I’d set my alarm for 7:45 a.m. If I was going to hit the Dance Cardio class with friends at 9 a.m. on a Sunday, an alarm or ten were in order.

The second I sat up, though, the world began to spin. Whoaaaaaaaaaaaaaaaaa. Down was up; up was everywhere; there was no center.

Lying down for a reset, I tried again, this time putting my feet on the floor and standing up. Immediately, everything went kitty-wampus as I clutched for the wall, trying to find purchase. Slowly, feeling like I was being spun inside a snow globe, I reached for the edge of the bookshelf and leveraged my body upright. But walking seemed impossible, given the spinning horizon. I dropped to all fours, then rolled to my back. Who knew a room could move in six directions at once?
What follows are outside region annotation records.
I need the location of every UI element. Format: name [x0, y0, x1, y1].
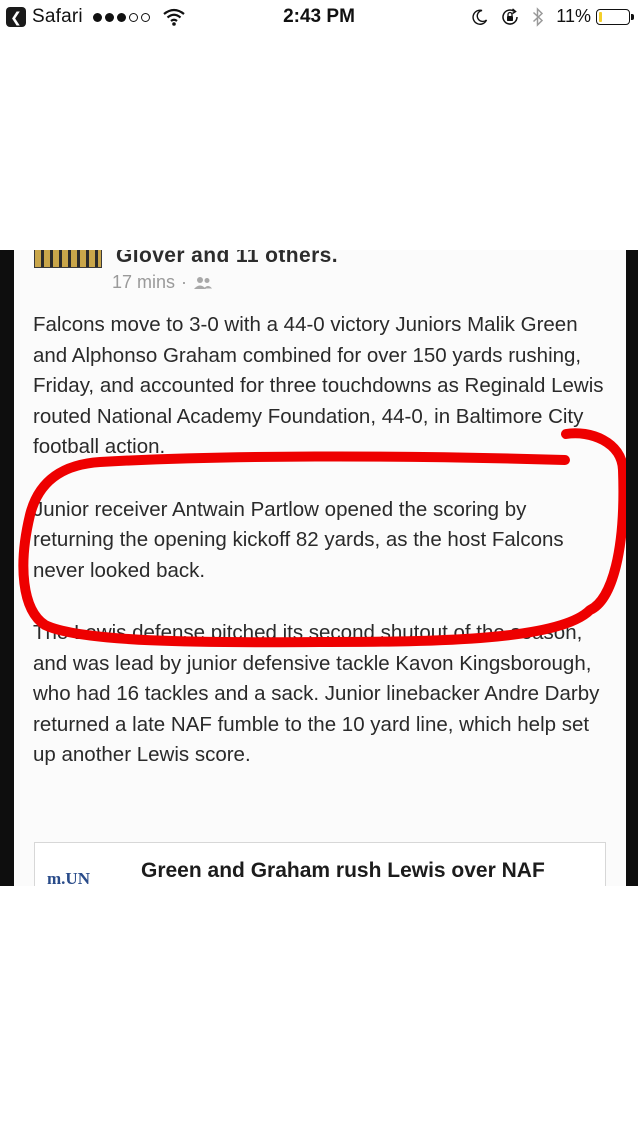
post-screenshot-image: Glover and 11 others. 17 mins · Falcons … — [0, 250, 638, 886]
post-paragraph: Junior receiver Antwain Partlow opened t… — [33, 497, 564, 582]
link-title: Green and Graham rush Lewis over NAF — [141, 859, 545, 882]
status-bar: ❮ Safari 2:43 PM 11% — [0, 0, 638, 36]
post-author: Glover and 11 others. — [116, 250, 338, 267]
moon-icon — [472, 9, 488, 25]
status-right: 11% — [460, 6, 634, 27]
battery-fill — [599, 11, 602, 22]
post-meta: 17 mins · — [112, 272, 213, 293]
cell-signal-icon — [92, 12, 153, 22]
status-left: ❮ Safari — [6, 6, 185, 28]
back-arrow-icon[interactable]: ❮ — [6, 7, 26, 27]
bluetooth-icon — [532, 6, 544, 27]
rotation-lock-icon — [500, 7, 520, 26]
post-time: 17 mins — [112, 272, 176, 292]
post-header: Glover and 11 others. — [34, 250, 338, 268]
battery-icon — [596, 8, 634, 25]
back-to-app-label[interactable]: Safari — [32, 6, 83, 28]
post-paragraph: Falcons move to 3-0 with a 44-0 victory … — [33, 313, 604, 458]
post-paragraph: The Lewis defense pitched its second shu… — [33, 621, 600, 766]
wifi-icon — [163, 8, 185, 26]
battery-percent: 11% — [556, 6, 591, 26]
page-logo — [34, 250, 102, 268]
signal-dot — [116, 12, 126, 22]
link-preview-card: m.UN Green and Graham rush Lewis over NA… — [34, 842, 606, 886]
post-body: Falcons move to 3-0 with a 44-0 victory … — [33, 310, 613, 803]
link-thumbnail: m.UN — [47, 869, 90, 886]
meta-separator: · — [181, 272, 188, 292]
signal-dot — [104, 12, 114, 22]
signal-dot — [92, 12, 102, 22]
signal-dot — [140, 12, 150, 22]
signal-dot — [128, 12, 138, 22]
friends-icon — [194, 276, 213, 289]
As I lay on the rug, ruing my aversion to vacuuming, I recalled that people suffering from vertigo sometimes right their worlds through a series of tipping maneuvers. It was all about the ear crystals and getting them back into place. However, the idea of reading instructions off a screen felt impossible. What if I just did some Downward Dogs and a variety of inversions and head tips and prayed to the goddess of True North?

Three or four Downward Dogs and full-body collapses later, I decided I could walk to the bathroom if I held onto the walls. Once I settled onto the toilet, though, the room spun wildly. I wiped. I fell to the floor on all fours and hit another Downward Dog.

With each inversion, the spinning subsided a bit more. Eventually, having humped down the stairs on my rear end, I ended up in the kitchen, where a few more Downward Dogs—so many crumbs on my palms—finally brought me back to myself.

Could I trust the feeling? Was I okay?

Always one to plunge ahead, I moved tentatively toward the Dance Cardio class. Before heading into the small, packed studio, I filled in my friends, including the instructor, telling them about my wild morning and asking them to throw their bodies toward the trajectory of my fall, should I appear to be gyroscoping toward the floor.

Listening with mouth agape, the instructor cautioned me to take the class easy and bow out if needed. When I got to the point of saying, “And, you know, I have a suspicion about what might have caused this weird dizziness. I mean, it could straight up just be vertigo, but I’m actually suspecting this new prescription drug I’m on, Spironolactone. It’s been a little over a week since I started taking it, so I wonder if all this world spinning means it’s hitting my system?”

“Ohhh, yeah,” the instructor exhaled. “I bet you’re right. I was on Spironolactone in my teens for acne, and what you’re saying makes total sense. That stuff is strong shit. It helped my acne, but it really messes with you.”

We moved into the studio. It was time to dance. The only open square footage was in front of the front row. I shrugged. If “Murder on the Dance Floor” took me out, there were four rows of strong women behind me. It would be light work for them to drag my corpse to the car.